Les Têtembois-de-la-terre suivaient le manège d’un œil amusé. Tiens ! tiens ! Ça sert donc à quelque chose, ces paysans ? On échangea des mots acides ; et cela finit très mal.

Mais Luc, Michel et Nicolas Têtembois-de-la-terre se demandent par quel bout cet esprit « revanchard » peut bien s’accorder avec la Loi de Jésus qui dit de s’aimer tous comme des frères. Et, ne trouvant vraiment pas, ils concluent :

« Il faut que ça finisse ! »

Mais comment faire finir « ça » ?

« Où donc sont les gamins ?

– Dans la chambre, à déménager la crèche.
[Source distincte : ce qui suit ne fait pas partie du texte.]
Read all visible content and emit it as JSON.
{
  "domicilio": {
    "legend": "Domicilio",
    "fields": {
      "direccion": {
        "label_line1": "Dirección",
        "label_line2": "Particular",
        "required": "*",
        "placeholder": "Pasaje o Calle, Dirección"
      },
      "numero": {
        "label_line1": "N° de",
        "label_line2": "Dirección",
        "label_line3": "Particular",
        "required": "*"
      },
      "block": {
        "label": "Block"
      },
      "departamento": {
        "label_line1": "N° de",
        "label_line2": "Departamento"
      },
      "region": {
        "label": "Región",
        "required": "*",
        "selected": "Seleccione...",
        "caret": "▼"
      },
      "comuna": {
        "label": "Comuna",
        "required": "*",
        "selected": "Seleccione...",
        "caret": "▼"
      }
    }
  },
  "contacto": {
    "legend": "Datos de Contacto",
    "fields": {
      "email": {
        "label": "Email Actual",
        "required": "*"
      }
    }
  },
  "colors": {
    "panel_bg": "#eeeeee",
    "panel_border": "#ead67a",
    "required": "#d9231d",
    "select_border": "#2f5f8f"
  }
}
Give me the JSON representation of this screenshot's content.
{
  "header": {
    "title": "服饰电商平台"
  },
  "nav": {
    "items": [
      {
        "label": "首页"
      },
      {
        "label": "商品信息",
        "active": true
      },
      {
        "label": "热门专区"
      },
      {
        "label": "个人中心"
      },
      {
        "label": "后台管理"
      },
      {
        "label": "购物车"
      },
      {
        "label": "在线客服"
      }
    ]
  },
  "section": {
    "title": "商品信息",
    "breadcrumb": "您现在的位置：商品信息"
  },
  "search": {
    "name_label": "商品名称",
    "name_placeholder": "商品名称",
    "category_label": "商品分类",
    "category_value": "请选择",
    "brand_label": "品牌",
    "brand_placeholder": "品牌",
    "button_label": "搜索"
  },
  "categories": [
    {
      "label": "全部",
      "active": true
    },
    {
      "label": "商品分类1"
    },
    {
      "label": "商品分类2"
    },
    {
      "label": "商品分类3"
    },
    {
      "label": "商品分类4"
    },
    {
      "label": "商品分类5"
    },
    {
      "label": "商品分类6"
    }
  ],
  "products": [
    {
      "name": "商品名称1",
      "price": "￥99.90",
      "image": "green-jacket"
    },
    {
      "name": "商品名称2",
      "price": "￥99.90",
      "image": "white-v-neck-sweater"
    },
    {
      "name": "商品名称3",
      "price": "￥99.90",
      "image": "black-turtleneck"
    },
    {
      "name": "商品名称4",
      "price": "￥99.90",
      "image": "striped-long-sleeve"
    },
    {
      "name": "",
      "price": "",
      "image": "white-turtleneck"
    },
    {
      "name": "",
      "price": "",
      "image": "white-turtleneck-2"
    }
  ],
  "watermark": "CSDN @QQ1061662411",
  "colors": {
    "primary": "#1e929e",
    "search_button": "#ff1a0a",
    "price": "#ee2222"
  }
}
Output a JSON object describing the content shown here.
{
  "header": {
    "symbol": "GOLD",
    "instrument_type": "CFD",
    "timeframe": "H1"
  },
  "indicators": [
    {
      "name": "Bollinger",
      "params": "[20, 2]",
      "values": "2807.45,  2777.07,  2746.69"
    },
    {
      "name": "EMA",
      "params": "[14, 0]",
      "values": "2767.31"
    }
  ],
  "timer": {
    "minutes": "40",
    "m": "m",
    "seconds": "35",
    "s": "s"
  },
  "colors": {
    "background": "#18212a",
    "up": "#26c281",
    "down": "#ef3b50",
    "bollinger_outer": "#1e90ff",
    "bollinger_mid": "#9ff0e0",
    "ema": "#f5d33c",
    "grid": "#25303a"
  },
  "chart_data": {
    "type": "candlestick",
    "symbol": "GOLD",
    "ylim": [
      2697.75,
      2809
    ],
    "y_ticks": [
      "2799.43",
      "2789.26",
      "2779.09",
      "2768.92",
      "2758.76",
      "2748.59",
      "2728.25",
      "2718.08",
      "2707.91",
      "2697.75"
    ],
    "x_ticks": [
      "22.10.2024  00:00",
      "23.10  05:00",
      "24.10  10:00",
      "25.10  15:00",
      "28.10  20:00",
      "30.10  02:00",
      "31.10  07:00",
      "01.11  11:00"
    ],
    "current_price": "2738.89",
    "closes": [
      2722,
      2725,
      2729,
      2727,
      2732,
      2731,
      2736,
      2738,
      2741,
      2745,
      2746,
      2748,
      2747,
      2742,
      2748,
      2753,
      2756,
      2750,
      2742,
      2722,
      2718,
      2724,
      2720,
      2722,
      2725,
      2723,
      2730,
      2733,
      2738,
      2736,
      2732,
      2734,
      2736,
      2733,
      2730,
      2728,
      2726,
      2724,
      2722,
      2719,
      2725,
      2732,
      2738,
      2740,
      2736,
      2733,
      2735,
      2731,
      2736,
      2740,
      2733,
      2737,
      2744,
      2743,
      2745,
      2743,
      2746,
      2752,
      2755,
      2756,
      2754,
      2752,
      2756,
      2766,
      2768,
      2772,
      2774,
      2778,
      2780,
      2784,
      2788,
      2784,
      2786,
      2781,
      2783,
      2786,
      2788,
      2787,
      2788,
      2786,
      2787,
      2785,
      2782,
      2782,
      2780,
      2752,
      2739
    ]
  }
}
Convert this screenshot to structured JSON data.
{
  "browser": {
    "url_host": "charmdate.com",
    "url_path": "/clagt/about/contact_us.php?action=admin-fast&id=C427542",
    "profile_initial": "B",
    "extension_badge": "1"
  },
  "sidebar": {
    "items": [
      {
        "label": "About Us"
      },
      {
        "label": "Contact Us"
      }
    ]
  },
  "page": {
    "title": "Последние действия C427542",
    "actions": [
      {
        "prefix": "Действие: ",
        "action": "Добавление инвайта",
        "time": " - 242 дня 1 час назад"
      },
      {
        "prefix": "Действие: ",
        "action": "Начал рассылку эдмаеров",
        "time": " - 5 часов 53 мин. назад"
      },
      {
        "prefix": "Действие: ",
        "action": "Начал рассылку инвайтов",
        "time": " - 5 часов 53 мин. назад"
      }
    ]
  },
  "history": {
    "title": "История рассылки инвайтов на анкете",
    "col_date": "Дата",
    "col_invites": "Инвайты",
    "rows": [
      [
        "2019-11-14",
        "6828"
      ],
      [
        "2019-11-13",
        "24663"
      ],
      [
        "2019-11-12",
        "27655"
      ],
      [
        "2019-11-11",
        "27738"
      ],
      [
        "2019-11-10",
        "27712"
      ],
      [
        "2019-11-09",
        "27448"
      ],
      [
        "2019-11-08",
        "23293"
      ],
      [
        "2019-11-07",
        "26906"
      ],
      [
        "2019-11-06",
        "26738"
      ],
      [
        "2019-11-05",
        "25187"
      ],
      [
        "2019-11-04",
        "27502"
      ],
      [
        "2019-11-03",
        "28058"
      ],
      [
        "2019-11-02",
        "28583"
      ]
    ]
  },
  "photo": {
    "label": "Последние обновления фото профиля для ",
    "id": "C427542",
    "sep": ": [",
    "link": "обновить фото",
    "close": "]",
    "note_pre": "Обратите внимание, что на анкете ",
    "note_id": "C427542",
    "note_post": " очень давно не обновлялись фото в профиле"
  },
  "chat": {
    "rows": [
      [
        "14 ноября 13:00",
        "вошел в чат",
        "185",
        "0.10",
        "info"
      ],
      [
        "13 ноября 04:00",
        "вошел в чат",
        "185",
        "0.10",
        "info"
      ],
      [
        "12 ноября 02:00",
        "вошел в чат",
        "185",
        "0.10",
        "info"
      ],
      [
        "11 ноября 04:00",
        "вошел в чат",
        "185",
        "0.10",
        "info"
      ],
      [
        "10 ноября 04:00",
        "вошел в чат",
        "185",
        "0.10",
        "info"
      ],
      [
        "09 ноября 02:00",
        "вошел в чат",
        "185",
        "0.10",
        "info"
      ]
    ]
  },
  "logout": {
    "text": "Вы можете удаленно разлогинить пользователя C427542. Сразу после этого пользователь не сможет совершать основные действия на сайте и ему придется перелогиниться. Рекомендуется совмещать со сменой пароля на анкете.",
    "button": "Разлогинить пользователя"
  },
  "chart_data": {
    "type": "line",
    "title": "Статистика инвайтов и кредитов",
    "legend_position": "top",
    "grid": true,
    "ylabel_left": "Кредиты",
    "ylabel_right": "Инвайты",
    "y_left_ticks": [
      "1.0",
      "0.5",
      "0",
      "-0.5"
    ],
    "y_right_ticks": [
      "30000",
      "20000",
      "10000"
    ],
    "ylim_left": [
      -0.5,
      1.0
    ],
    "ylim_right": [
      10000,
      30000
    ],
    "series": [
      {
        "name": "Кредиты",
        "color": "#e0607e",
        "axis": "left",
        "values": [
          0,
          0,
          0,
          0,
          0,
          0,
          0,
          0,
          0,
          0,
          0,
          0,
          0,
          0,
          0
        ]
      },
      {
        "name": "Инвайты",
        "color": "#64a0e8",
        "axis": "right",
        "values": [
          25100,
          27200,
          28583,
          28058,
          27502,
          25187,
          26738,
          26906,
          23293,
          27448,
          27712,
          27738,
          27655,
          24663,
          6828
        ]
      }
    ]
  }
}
– Déménager la crèche ? C’est pas encore le temps, la Marie. Tu veux dire qu’ils y installent les Rois-Mages, sans doute ?

– Oh ! j’sais point, moi. Mais ils y sont d’puis l’matin, avec des airs de conspirateurs... »

Ils ont même demandé à Maman de ne pas venir voir avant que ce soit fini ; le mystère intrigue fort Maman... et même Papa...

« Tu crois, la Marie, qu’faut les laisser bricoler ça sans y voir ?

– C’est une surprise, qu’y-z-ont dit... »

Si Papa et Maman Têtembois-de-la-terre savaient ce qui se passe dans la chambre, ils seraient encore plus intrigués. Luc, Michel et Nicolas dessinent, découpent, collent, clouent et calligraphient... Cela n’a rien d’extraordinaire ; l’étonnant, c’est qu’ils prient en travaillant :

« Prête-moi tes ciseaux, Michel...

– Tiens... Je vous salue, Marie, pleine de grâce...

– Sainte Marie, Mère de Dieu, priez pour nous, maintenant...

– Oui, c’est « maintenant » qu’elle doit prier pour nous, la maman du ciel...

– C’est surtout ce soir... Je vous salue, Marie, pleine de grâce...

– Priez pour nous... maintenant... et ce soir... quand Papa et Maman verront. »

Le murmure de leurs « ave » se mêle au crissement des ciseaux et au toc-toc des marteaux... Les petits Têtembois ne sont pourtant ni des moines ni des saints. Je vous assure !...

Leur cervelle déborde toujours d’idées désopilantes et leurs jambes nerveuses ont du mal à rester en place pendant le catéchisme ; mais aujourd’hui, ils ont décidé de frapper un grand coup ; et ils sentent le besoin de « mettre la Sainte Vierge avec eux ».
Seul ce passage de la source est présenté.